Throughout the 1980s, a second poster hanging in the Soldier of Fortune offices (incongruously located in Boulder, Colorado, a liberal college town) depicted a vulture with the slogan, "Killing is our business, and business is good."

That certainly held true for hit men who advertised in Soldier of Fortune. One of them, Knoxville, Tennessee nightclub operator and former prison guard Richard Michael Savage, said that he received 30 to 40 calls a week after he placed this ad in the June 1985 issue of the magazine: "GUN FOR HIRE: 37-year-old professional mercenary desires jobs. Vietnam veteran. Discrete and very private. Body guard, courier, and other special skills. All jobs considered."

One called wanting to recruit a small army to raid a gold mine in Alaska, one of Savage's hitman associates told People magazine in 1986; another floated a plot to steal an army payroll in South America.

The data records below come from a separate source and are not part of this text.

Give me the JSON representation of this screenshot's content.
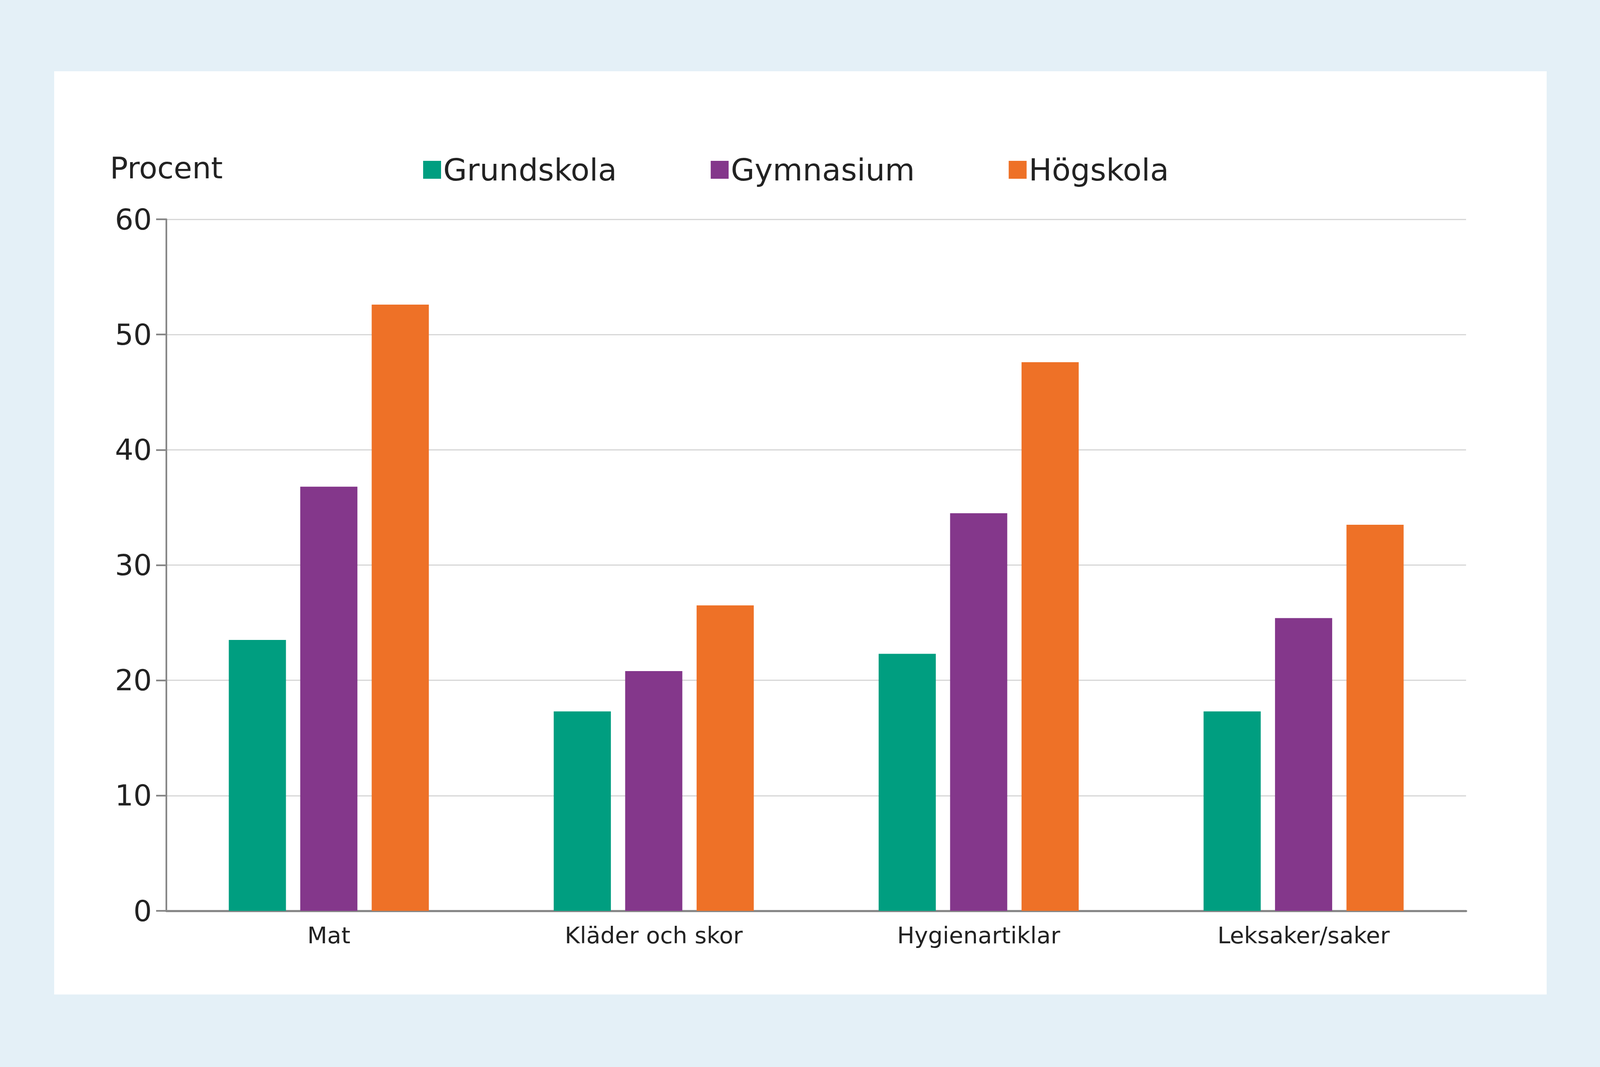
{
  "chart_data": {
    "type": "bar",
    "y_label": "Procent",
    "categories": [
      "Mat",
      "Kläder och skor",
      "Hygienartiklar",
      "Leksaker/saker"
    ],
    "series": [
      {
        "name": "Grundskola",
        "color": "#009e80",
        "values": [
          23.5,
          17.3,
          22.3,
          17.3
        ]
      },
      {
        "name": "Gymnasium",
        "color": "#84378b",
        "values": [
          36.8,
          20.8,
          34.5,
          25.4
        ]
      },
      {
        "name": "Högskola",
        "color": "#ee7127",
        "values": [
          52.6,
          26.5,
          47.6,
          33.5
        ]
      }
    ],
    "ylim": [
      0,
      60
    ],
    "yticks": [
      0,
      10,
      20,
      30,
      40,
      50,
      60
    ],
    "grid": true,
    "legend": "top"
  }
}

Based on its interview with the Savage associate, People magazine reported in 1986:

Yet another wanted to raid Nicaragua and promised to supply guns, camouflage clothing, rubber boats and $50,000 for each mercenary when the raid was completed. Savage...was enthusiastic about every harebrained scheme he heard, but ultimately was persuaded to concentrate on murder. So, if the caller sounded discreet, Savage would ask for a round-trip airline ticket and $1,000; the two would meet face-to-face, then feel each other out in a minuet of death, until each was certain of the other's credentials.

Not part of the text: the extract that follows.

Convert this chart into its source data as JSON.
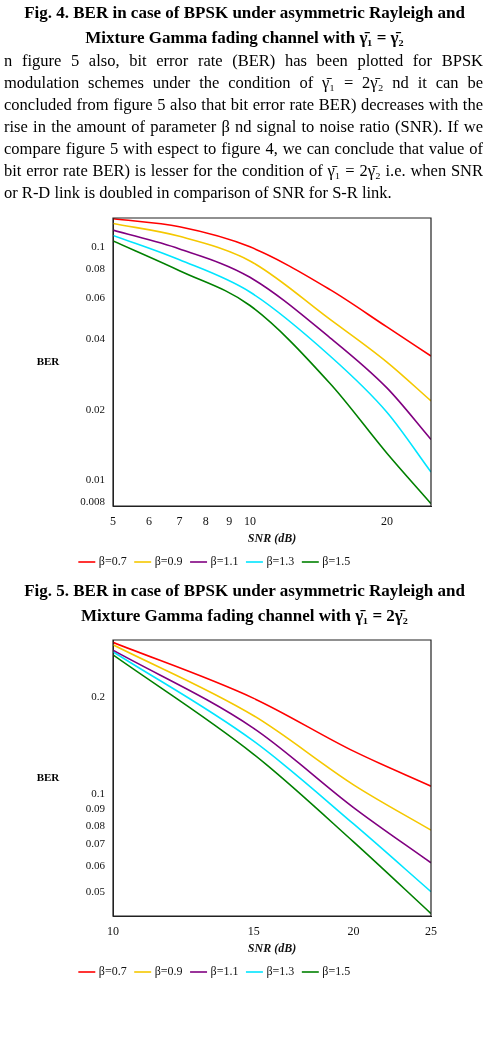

Two of the respondents Savage contacted were business associates of suburban Atlanta resident Richard Braun. Not long after the ad was published, Savage and two associates ambushed Braun and his 16-year-old son in the driveway of their home. Triggerman Sean Trevor Doutre stepped in front of the car and fired a MAC 11 assault pistol. Braun was shot and killed; his son was wounded.

Four months later, Savage subcontracted the murder of Palm Beach, Florida resident Anita Spearman, who was clubbed to death by Doutre while she slept. The victim's husband contracted her murder for $20,000 after reading Savage's ad in Soldier of Fortune.

Another hit man, Texas long haul trucker John Hearn, said "If I had never run an ad in Soldier of Fortune I would have never killed anyone." Hearn's 1984 ad, which ran in four issues of the magazine, solicited "High risk assignments, U.S. or overseas." After it was published, Hearn said, he was so deluged with phone calls that he was forced to hire an answering service. He estimated that 90 percent of the callers wanted to pay him to commit a crime, including bombings, jailbreaks, and assaults, and that he received three-to-five contract murder offers per day.

In February 1985 Hearn shot to death Sandra Black in a hit arranged by her husband for $10,000. Later that year he committed a double murder in Florida after being hired by another Soldier of Fortune reader.

Brown stopping running gun-for-hire ads in 1986 after the Savage killings came to light, though he and his staff denied any responsibility for the murders. "We're as culpable as any newspaper which accepts an ad from a used-car salesman and doesn't go out to check the condition of his brakes," said Executive Editor Bill Guthrie.